Esse tipo de procedimento sempre foi adotado por favelas sob o domínio do tráfico de drogas —antes mesmo da decisão do Supremo de restringir operações policiais. No relatório, também não consta a informação de quando as imagens foram produzidas —nelas, há somente a indicação das legendas ‘antes’ e ‘depois’ da decisão do STF.
“Inúmeras vias públicas foram bloqueadas por construções e barricadas, conforme figuras abaixo”, cita um dos trechos do relatório. “Observa-se que os moradores têm sido obrigados a parar os veículos automotores, desembarcar dos carros, retirar o trilho de trem e, após ultrapassar o obstáculo, colocar o trilho no local, tudo sob determinação do tráfico de drogas”, conclui.

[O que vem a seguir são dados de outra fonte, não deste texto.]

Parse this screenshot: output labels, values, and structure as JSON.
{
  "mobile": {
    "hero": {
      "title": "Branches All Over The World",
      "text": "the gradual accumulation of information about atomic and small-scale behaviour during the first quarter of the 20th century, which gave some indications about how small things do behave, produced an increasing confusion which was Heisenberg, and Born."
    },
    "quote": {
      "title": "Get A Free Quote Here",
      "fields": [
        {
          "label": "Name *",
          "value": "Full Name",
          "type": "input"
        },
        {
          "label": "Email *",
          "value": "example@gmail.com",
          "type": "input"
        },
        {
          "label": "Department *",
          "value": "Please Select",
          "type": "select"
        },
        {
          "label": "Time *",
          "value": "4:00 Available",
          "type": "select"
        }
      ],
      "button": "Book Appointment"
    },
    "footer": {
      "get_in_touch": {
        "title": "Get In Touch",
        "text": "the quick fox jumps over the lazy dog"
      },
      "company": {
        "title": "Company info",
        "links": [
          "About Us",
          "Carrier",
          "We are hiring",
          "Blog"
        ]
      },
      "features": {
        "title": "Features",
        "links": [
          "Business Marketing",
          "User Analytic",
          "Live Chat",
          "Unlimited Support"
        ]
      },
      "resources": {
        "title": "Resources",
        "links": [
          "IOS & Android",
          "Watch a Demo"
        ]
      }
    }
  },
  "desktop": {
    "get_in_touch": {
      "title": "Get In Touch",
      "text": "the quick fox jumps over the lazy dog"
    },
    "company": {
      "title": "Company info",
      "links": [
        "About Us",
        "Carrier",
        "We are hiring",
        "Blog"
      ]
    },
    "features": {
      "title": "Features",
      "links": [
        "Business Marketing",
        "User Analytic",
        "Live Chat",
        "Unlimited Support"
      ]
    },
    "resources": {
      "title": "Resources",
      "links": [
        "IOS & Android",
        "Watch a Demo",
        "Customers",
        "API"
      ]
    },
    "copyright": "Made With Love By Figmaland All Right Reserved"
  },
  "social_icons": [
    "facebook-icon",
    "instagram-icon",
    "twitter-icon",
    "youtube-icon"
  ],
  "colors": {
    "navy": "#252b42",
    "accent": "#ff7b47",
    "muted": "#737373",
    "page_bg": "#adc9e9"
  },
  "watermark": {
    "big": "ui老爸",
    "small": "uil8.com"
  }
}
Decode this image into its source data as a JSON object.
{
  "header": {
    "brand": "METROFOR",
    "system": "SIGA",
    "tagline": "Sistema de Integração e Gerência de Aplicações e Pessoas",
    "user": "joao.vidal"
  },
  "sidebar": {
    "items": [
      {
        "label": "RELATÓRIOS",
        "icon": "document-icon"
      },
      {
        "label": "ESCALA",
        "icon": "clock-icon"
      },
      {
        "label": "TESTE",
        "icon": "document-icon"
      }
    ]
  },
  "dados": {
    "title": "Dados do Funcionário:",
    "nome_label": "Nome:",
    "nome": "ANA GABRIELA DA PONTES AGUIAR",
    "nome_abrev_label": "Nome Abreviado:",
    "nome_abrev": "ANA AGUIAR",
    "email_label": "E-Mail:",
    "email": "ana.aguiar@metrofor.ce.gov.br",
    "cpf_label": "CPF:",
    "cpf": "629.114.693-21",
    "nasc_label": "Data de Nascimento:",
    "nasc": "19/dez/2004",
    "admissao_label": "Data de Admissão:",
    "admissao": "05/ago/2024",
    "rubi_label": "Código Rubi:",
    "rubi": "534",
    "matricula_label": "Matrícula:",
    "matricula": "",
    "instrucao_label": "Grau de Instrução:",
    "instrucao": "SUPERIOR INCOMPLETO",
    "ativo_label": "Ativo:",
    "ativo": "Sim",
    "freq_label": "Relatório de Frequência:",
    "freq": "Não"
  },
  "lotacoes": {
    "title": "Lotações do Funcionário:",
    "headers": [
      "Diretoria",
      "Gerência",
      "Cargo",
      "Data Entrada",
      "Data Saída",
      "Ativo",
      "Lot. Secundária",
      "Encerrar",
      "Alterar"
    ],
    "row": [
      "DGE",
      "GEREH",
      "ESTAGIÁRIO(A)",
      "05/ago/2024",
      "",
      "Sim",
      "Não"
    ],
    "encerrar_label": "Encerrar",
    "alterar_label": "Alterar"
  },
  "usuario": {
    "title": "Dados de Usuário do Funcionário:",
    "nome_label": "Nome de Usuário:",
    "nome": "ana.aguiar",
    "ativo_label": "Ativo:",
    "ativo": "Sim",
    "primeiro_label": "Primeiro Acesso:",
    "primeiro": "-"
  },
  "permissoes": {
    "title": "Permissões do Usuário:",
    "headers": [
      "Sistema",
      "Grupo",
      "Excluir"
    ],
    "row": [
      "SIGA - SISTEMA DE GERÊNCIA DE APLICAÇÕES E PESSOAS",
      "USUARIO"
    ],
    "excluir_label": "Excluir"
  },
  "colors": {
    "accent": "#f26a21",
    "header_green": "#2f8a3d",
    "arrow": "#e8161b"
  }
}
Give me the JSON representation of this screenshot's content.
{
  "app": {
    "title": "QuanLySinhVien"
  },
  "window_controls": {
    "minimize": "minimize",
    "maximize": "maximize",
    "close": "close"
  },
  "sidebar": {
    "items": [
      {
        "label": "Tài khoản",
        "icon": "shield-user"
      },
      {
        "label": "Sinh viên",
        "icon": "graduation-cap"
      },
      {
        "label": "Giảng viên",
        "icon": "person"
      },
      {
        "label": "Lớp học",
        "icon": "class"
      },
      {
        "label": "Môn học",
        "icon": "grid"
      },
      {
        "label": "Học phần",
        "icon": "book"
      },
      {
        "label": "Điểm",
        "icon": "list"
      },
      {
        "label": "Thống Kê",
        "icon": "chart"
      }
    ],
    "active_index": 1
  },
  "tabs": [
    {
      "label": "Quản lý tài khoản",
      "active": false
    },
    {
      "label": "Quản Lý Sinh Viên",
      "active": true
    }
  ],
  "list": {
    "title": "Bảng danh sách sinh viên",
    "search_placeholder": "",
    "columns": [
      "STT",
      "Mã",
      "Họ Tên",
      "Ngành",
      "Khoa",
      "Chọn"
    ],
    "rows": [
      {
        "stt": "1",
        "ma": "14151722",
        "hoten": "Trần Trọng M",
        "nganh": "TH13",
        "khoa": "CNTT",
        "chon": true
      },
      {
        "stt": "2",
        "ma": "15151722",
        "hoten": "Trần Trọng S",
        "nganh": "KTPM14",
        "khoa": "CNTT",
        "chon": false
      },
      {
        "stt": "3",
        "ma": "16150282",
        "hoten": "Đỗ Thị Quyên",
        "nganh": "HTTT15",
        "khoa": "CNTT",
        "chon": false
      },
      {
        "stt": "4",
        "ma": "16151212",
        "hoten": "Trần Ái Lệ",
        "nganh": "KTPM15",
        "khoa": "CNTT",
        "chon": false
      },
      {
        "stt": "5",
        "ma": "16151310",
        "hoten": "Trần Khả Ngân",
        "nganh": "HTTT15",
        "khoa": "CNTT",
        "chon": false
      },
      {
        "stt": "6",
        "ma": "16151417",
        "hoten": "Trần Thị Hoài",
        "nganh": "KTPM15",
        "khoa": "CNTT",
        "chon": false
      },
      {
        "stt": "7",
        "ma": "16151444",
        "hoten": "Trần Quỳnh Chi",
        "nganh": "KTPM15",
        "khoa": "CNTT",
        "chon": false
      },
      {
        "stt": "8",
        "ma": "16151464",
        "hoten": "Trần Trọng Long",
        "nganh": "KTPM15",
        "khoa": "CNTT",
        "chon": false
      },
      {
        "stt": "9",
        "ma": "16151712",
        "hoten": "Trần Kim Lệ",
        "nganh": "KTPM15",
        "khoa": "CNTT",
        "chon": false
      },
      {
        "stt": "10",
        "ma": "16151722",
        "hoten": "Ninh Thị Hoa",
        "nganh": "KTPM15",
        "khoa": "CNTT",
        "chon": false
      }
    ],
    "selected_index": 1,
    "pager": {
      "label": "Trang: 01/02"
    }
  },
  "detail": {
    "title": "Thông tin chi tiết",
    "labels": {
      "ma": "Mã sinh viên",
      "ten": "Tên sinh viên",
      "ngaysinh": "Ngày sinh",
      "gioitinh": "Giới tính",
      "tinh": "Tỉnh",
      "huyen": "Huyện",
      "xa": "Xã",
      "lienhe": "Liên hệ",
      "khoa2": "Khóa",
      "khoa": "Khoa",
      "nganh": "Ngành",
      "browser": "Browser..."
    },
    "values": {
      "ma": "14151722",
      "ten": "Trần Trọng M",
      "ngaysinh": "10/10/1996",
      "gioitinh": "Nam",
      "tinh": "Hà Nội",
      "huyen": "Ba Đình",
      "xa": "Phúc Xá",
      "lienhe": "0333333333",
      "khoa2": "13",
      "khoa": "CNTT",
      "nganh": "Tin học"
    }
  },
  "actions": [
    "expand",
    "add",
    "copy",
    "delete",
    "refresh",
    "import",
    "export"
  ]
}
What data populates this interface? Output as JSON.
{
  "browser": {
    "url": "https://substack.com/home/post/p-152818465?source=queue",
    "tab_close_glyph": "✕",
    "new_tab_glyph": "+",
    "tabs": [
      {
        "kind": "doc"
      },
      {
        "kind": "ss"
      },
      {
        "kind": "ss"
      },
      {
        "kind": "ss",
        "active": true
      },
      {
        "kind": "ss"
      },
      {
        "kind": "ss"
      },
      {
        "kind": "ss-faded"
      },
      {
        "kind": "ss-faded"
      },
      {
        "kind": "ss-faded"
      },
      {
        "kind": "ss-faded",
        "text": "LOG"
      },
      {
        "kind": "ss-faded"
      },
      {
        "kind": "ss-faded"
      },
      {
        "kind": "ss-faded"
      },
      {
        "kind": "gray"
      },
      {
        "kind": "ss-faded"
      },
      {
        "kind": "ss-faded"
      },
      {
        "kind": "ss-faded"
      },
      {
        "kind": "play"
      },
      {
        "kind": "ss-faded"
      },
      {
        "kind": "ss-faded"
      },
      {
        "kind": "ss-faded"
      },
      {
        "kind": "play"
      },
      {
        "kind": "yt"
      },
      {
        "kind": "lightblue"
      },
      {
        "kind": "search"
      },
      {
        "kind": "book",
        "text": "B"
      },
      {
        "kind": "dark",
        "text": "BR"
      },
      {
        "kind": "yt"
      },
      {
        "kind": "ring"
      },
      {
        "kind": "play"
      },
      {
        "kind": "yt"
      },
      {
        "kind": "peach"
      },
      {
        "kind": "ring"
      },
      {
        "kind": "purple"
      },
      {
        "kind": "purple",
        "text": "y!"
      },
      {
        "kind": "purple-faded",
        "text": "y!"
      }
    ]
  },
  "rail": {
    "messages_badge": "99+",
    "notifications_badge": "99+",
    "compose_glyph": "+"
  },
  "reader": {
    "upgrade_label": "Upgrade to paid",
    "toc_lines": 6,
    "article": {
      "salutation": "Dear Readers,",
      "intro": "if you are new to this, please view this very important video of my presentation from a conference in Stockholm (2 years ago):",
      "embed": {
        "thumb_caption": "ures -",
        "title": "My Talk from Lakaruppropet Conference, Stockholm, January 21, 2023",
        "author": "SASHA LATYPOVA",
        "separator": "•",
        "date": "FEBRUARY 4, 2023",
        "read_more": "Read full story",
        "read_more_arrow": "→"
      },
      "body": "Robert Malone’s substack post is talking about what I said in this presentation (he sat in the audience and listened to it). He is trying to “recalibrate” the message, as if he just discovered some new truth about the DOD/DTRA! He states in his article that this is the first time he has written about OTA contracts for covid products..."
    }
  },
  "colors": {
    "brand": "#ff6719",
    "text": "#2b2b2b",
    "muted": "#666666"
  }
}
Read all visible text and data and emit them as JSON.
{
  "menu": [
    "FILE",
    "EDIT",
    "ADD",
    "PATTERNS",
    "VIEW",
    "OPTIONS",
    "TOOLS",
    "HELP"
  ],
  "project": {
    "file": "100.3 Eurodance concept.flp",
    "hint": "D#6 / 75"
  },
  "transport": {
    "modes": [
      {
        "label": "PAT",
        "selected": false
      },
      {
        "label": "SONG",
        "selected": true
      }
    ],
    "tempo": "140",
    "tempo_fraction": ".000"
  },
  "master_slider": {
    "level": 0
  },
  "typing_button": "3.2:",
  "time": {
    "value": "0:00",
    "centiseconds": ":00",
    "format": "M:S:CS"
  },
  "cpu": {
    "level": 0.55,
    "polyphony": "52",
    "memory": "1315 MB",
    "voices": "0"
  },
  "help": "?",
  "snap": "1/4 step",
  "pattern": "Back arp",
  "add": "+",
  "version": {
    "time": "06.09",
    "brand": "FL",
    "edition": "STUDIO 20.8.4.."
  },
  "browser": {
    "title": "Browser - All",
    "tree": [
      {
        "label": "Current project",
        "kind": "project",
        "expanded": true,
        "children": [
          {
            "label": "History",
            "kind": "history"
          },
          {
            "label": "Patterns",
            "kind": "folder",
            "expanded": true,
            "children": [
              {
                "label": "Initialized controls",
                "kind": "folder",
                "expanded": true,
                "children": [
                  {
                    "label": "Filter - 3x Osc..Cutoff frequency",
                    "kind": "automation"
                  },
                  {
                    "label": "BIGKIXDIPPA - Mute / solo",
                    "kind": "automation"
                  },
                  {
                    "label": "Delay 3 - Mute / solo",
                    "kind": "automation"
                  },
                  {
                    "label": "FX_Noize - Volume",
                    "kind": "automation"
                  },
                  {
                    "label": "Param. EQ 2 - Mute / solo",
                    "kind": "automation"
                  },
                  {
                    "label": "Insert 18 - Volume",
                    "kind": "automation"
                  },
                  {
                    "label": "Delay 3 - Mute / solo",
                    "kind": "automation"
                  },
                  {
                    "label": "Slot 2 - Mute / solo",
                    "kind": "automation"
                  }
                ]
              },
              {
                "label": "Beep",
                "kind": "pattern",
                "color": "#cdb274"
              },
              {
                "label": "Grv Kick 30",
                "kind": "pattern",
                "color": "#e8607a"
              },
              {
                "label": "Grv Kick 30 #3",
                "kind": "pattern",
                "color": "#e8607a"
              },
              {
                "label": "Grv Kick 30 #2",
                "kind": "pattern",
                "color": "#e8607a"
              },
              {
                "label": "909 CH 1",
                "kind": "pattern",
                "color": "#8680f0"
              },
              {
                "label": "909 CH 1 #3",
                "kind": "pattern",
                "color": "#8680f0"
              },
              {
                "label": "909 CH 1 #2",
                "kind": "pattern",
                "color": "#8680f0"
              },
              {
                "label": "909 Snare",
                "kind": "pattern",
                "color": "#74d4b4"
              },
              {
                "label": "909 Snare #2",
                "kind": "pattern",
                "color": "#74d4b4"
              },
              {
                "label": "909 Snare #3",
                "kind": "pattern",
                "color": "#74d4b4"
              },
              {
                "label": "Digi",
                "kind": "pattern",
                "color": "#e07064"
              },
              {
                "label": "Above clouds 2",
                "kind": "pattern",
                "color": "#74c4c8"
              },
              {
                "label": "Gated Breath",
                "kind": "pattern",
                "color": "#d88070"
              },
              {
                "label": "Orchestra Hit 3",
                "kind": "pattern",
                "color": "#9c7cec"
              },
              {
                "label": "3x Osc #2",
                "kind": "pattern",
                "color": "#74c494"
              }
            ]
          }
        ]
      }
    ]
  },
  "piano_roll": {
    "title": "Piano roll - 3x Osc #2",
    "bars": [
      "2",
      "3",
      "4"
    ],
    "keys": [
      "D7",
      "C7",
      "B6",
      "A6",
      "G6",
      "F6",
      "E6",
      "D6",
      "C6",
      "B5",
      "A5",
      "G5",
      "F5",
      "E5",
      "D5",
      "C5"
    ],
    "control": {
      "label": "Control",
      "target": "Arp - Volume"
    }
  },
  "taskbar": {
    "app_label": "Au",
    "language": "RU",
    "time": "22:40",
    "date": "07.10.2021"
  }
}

Os jornais O Globo e Extra também tiveram acesso a um relatório sigiloso, da Subsecretaria de Inteligência da Polícia Civil, produzido três dias após a ação.
Do total de 27 mortos na favela, apenas sete eram alvo da chamada operação Exceptios. Além disso, dois dos mortos não tinham qualquer anotação criminal, o que contradiz a Polícia Civil, que declarou na semana passada que todos morreram em confronto com os agentes de segurança e tinham antecedentes. De acordo com o documento, dos 27 apenas 12 tinham anotações por crimes relacionados ao tráfico.
A ação tomou por base um processo por associação ao tráfico da 19ª Vara Criminal. A Delegacia de Proteção à Criança e ao Adolescente (DPCA) teria ido à favela, com o apoio de outras unidades, para cumprir o mandado de prisão contra 21 denunciados sob a suspeita de aliciar menores. No entanto, o relatório da ação traz outra justificativa para a operação: o fato de o local ser considerado um dos quartéis-generais do Comando Vermelho.